When you’re young, and still locked inside the tyranny of a school year, you are never the less privileged in a way that only a young mind would fail to notice. Focusing on the daily, dull drudgery contains the mind, enslaving it to the notion that life is boring and unfair. Days agonizingly pass while you’re not allowed to stay at home playing Nintendo or riding bikes. But eventually, and always eventually, summer rolls around.
Each year, as the snowy fields gave way to greener landscapes and sunnier dispositions, we could smell freedom. March relented to April, and soon May arrived, bringing with it an almost uncontrollable urge for release. The welcomed spring temperatures were matched entirely by an air of hope and excitement.

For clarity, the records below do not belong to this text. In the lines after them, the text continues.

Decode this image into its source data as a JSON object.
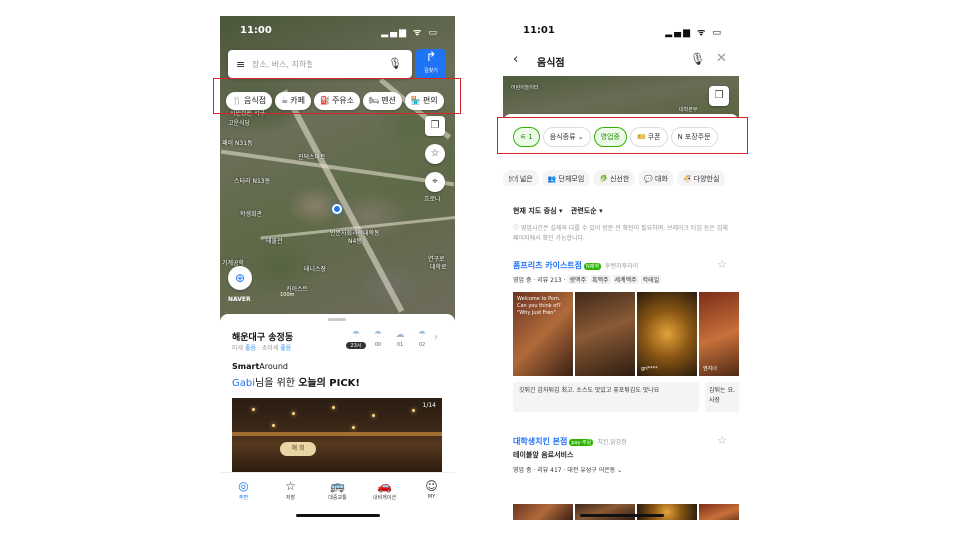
{
  "left_phone": {
    "status": {
      "time": "11:00",
      "icons": "▂▄▆ ᯤ ▭"
    },
    "search": {
      "menu_icon": "menu-icon",
      "placeholder": "장소, 버스, 지하철, 주소 검색",
      "directions_label": "길찾기"
    },
    "categories": [
      {
        "icon": "🍴",
        "label": "음식점"
      },
      {
        "icon": "☕",
        "label": "카페"
      },
      {
        "icon": "⛽",
        "label": "주유소"
      },
      {
        "icon": "🛏",
        "label": "펜션"
      },
      {
        "icon": "🏪",
        "label": "편의"
      }
    ],
    "map_labels": [
      "시민정원 서구",
      "고운식당",
      "패러 N31동",
      "진덕스마트",
      "스터리 N13동",
      "학생회관",
      "태물관",
      "인문사회과학대학동",
      "N4동",
      "기계공학",
      "카이스트",
      "흐로나",
      "연구로",
      "대학로",
      "테니스장"
    ],
    "map_attribution": {
      "brand": "NAVER",
      "scale": "100m"
    },
    "sheet": {
      "location": "해운대구 송정동",
      "dust_prefix": "미세",
      "dust_value": "좋음",
      "ultra_prefix": "· 초미세",
      "ultra_value": "좋음",
      "weather": [
        {
          "hour": "23시",
          "current": true
        },
        {
          "hour": "00",
          "current": false
        },
        {
          "hour": "01",
          "current": false
        },
        {
          "hour": "02",
          "current": false
        }
      ],
      "smart_prefix": "Smart",
      "smart_suffix": "Around",
      "pick_name": "Gabi",
      "pick_mid": "님을 위한 ",
      "pick_bold": "오늘의 PICK!",
      "photo_counter": "1/14",
      "photo_sign": "해 희"
    },
    "tabs": [
      {
        "icon": "◎",
        "label": "주변",
        "active": true
      },
      {
        "icon": "☆",
        "label": "저장",
        "active": false
      },
      {
        "icon": "🚌",
        "label": "대중교통",
        "active": false
      },
      {
        "icon": "🚗",
        "label": "내비게이션",
        "active": false
      },
      {
        "icon": "☺",
        "label": "MY",
        "active": false
      }
    ]
  },
  "right_phone": {
    "status": {
      "time": "11:01",
      "icons": "▂▄▆ ᯤ ▭"
    },
    "nav": {
      "back": "‹",
      "title": "음식점",
      "mic": "🎙",
      "close": "✕"
    },
    "map_labels": [
      "어린이놀이터",
      "대학본부"
    ],
    "filters": [
      {
        "icon": "⚟",
        "label": "1",
        "on": true
      },
      {
        "icon": "",
        "label": "음식종류 ⌄",
        "on": false
      },
      {
        "icon": "",
        "label": "영업중",
        "on": true
      },
      {
        "icon": "🎫",
        "label": "쿠폰",
        "on": false
      },
      {
        "icon": "N",
        "label": "포장주문",
        "on": false
      }
    ],
    "tags": [
      {
        "icon": "🍽",
        "label": "넓은"
      },
      {
        "icon": "👥",
        "label": "단체모임"
      },
      {
        "icon": "🥬",
        "label": "신선한"
      },
      {
        "icon": "💬",
        "label": "대화"
      },
      {
        "icon": "🍜",
        "label": "다양한실"
      }
    ],
    "sort": {
      "area": "현재 지도 중심 ▾",
      "order": "관련도순 ▾"
    },
    "notice": "ⓘ 영업시간은 실제와 다를 수 있어 방문 전 확인이 필요하며, 브레이크 타임 등은 업체 페이지에서 확인 가능합니다.",
    "results": [
      {
        "name": "폼프리츠 카이스트점",
        "badge": "N예약",
        "category": "후렌치후라이",
        "meta": "영업 중 · 리뷰 213 ·",
        "keywords": [
          "생맥주",
          "흑맥주",
          "세계맥주",
          "칵테일"
        ],
        "photo_caption": "Welcome to Pom. Can you think of? \"Why Just Fren\"",
        "photo_user": "gri****",
        "photo_user2": "엔지너",
        "review": "깃튀긴 감자튀김 최고. 소스도 맛있고 퓨포튀김도 맛나요",
        "review2": "감튀는 요. 사장"
      },
      {
        "name": "대학생치킨 본점",
        "badge": "pay·주문",
        "category": "치킨,닭강정",
        "sub": "테이블앞 음료서비스",
        "meta": "영업 중 · 리뷰 417 · 대전 유성구 어은동 ⌄"
      }
    ]
  }
}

But much is lost in the transition to adulthood.
When you grow up, you are thankful that daily threats of looming homework fade away, along with nagging parents who would scold you for watching television immediately. But what also fades away is this notion of a measured year, a scheduled break. No matter how weary you were, how burned out tests and classmates made you, there was always that proverbial end in sight.
Now, the arrival of spring merely signals the addition of outdoor chores to the list of those still undone indoors. And if you’re unfortunate enough to not have any vacation planned, there doesn’t seem to be much hope or excitement in the air as once used to be. The jittery legs and wandering minds from childhood don’t have much purpose or direction. Yet another sad reality of being an adult, another thing that I wish I took for granted less as a child. Goodness knows I would gladly trade homework time to have that end-of-May finish line back. Gladly.